Governo caminha para não banir a Huawei do leilão da tecnologia 5G no Brasil

Governo caminha para não banir a Huawei do leilão da tecnologia 5G no Brasil

19:14 - Empresas de telecom ameaçam ir à Justiça se chinesa for barrada do processo para indenização por investimentos já realizados

Manoel Ventura e Naira Trindade

BRASÍLIA - O governo federal caminha para não banir totalmente a chinesa Huawei no fornecimento da infraestrutura para as redes de 5G no Brasil, cujo leilão está previsto para ocorrer em 2021. A pressão das empresas de telecomunicações e a importância que o fornecedor tem para a infraestrutura já montada no país estão pesando na avaliação do Palácio do Planalto, de acordo com fontes que acompanham de perto o assunto.

As principais empresas de telecomunicação do Brasil, que efetivamente vão disputar o leilão e montar a infraestrutura do 5G — e, portanto, contratar os fornecedores —, ameaçam ir à Justiça caso a Huawei seja banida do país, cobrando uma indenização do governo pelos investimentos já feitos usando equipamentos chineses, como mostrou o GLOBO.

Uma ala do governo, por outro lado, ainda advoga para que sejam aplicadas ao menos restrições pontuais à empresa, como a proibição de sua atuação em infraestruturas críticas como áreas de defesa.
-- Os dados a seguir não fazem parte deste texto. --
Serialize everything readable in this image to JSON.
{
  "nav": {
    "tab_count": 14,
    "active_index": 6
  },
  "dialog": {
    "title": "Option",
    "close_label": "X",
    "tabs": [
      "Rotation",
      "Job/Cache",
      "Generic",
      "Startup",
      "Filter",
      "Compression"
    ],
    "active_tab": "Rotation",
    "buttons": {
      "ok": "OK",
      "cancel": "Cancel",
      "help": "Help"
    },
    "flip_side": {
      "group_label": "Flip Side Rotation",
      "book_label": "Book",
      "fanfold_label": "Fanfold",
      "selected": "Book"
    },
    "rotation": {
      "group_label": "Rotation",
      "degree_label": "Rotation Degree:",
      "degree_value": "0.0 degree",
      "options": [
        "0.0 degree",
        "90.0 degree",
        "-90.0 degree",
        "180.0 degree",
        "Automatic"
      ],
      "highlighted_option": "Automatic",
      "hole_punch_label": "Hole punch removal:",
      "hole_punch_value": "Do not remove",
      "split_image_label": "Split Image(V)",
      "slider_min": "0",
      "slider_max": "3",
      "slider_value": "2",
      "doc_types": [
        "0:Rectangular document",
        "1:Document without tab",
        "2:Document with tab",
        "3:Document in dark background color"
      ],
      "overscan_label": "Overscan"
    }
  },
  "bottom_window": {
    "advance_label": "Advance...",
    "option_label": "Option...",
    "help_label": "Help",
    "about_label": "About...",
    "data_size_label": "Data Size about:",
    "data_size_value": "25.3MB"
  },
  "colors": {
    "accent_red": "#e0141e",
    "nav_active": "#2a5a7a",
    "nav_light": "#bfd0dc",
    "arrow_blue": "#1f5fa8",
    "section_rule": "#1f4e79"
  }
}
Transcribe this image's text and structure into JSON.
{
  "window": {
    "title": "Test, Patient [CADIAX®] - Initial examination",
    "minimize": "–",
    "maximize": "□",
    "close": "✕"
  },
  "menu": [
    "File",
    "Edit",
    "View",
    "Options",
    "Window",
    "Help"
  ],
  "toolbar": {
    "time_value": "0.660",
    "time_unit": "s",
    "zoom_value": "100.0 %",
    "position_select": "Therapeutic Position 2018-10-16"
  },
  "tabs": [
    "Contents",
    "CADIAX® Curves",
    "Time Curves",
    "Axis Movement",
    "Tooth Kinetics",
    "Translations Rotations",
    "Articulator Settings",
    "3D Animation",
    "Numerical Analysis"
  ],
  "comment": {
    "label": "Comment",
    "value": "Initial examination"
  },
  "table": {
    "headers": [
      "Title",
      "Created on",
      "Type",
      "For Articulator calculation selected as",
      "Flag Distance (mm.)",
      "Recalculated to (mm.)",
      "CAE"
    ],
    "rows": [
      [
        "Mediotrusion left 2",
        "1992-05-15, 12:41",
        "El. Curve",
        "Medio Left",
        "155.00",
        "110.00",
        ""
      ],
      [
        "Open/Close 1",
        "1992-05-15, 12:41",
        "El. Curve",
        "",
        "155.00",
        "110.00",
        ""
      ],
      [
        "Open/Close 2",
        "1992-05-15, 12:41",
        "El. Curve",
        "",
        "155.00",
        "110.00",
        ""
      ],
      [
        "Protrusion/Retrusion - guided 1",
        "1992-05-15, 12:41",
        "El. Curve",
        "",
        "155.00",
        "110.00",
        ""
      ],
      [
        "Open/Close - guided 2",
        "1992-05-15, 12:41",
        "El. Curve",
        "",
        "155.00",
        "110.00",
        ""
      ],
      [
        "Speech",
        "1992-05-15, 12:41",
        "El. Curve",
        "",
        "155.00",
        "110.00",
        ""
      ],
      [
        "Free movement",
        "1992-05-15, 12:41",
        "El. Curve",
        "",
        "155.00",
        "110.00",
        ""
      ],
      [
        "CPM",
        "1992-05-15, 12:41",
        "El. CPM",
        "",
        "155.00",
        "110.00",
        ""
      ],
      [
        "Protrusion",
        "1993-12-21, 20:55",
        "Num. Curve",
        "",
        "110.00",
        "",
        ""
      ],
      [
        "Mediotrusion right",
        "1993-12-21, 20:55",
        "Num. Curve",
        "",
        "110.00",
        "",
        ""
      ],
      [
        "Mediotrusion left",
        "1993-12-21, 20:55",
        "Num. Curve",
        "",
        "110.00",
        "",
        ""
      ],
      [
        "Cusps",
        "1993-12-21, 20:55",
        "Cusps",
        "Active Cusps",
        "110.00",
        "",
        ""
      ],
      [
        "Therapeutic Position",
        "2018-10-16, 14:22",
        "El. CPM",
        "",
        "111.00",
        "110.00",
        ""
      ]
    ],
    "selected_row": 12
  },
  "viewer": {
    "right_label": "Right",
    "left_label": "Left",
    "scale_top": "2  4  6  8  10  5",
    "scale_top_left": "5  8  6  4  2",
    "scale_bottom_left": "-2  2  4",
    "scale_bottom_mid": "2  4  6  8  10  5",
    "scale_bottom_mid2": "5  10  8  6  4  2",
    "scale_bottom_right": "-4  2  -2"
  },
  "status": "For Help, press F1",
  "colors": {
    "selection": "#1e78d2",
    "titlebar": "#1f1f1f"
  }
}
Esse modelo já chegou a ser analisado pelos técnicos do governo, meses atrás e, por ele, a empresa estaria fora em cerca de 30% da rede nacional.

O principal obstáculo considerado pelo Palácio do Planalto para não barrar a Huawei, como querem os Estados Unidos, é a presença da empresa nas redes de 4G e 3G. Segundo executivos das teles, quase metade da infraestrutura montada hoje foi fornecida pela chinesa, além de já haver contratos em vigor nesse sentido. Eles ressaltam que isso é uma média e há regiões e casos em que 100% da rede é Huawei.

O 5G será construído sobre as redes 4G. Por isso, banir qualquer empresa que já atue no país vai obrigar a troca de equipamentos e aumentar os cursos das companhias. Essa conta está sendo levada em consideração pelo Planalto para não barrar totalmente a Huawei.

Uma ala considera mais ideológica do governo, liderada pelo ministro das Relações Exteriores, Ernesto Araújo, por outro lado, ainda tenta ampliar certas restrições.

Uma versão do edital do leilão, que será ainda decidida pela Agência Nacional de Telecomunicações (Anatel), também não prevê restrições de fornecedores. Mas técnicos da Anatel ressaltam que a agência não quer decidir sobre esse assunto, e nem colocaria restrições a fornecedores no edital do leilão.

Mais que uma internet de altíssima velocidade para celulares, a quinta geração de redes móveis de telefonia representará um novo marco para a indústria, para a agricultura de precisão e na criação de tecnologias para cidades inteligentes, segurança pública e internet das coisas. Setores como o da agricultura também fizeram chegar ao Planalto que restringir uma empresa poderia encarecer as instalações.

Os EUA pressionam para que países como o Brasil vetem a Huawei na construção das redes de infraestrutura com o argumento da segurança de informações. A empresa é uma das maiores fornecedoras mundiais de tecnologia para 5G e tem como principais concorrentes a sueca Ericsson e a finlandesa Nokia.

O que irá a leilão são as frequências com as quais o 5G vai operar. Ele será disputado pelas empresas de telecomunicação, que em seguida vão contratar fornecedores para montar a infraestrutura necessária para operação do 5G no Brasil.